In context, therefore, Vadie’s testimony about emotional damages relates to the decision of MSU to close down the Department of Petroleum Engineering in 1992 and 1998 and the decisions made in 1993 which resulted in Vadie not being hired on in the Chemical Engineering Department. There is no later testimony whatsoever by Vadie as to emotional injuries or damages resulting from his failure to be hired in 1995 as a replacement for the professor in the Chemical Engineering Department who died, nor is there any later testimony by Vadie as to his emotional injuries and damages relating to his claim of retaliation. Consequently, there is no evidence whatsoever to support any finding of emotional damages from his retaliation claim, and I respectfully dissent from the decision of the majority to remand for a new trial on retaliation damages unless Vadie accepts a remittitur in the amount of $290,000, reducing the damages award to $10,000. Likewise, I dissent from the gratuitous statement included in the majority’s opinion that perhaps Vadie can make a better record substantiating his claims of injury at a new trial.
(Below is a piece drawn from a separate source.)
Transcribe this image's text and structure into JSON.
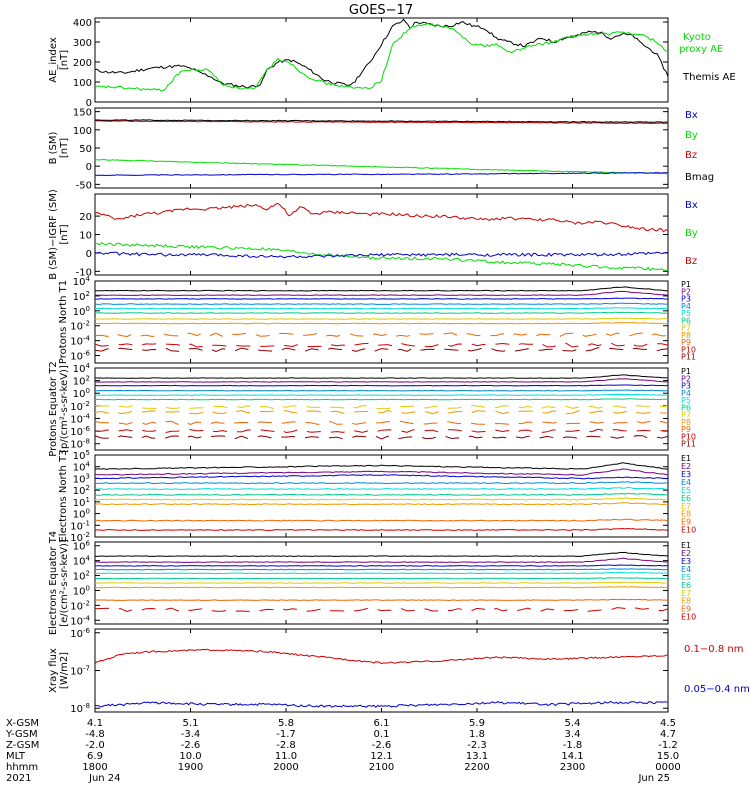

In my view, Vadie has already had his day in court, and his proof on both liability and damages in connection with his retaliation claim is not sufficient.
For all the foregoing reasons, I would reverse the judgment of the district court and render judgment that Vadie take nothing from MSU in this cause of action.
. See footnote 23 of Majority Opinion.
. The record is completely void of any evidence that Vadie's internal grievance was premised upon anything made unlawful by Title VII, and therefore does not support the inference that Vadie’s retaliation claim could be based on this conduct.
.Some retaliation cases have relied upon testimony indicating a prospective threat: i.e. "If' you want to keep your, job here you shouldn't file any claim with the EEOC over this incident.” No such testimony exists in this record.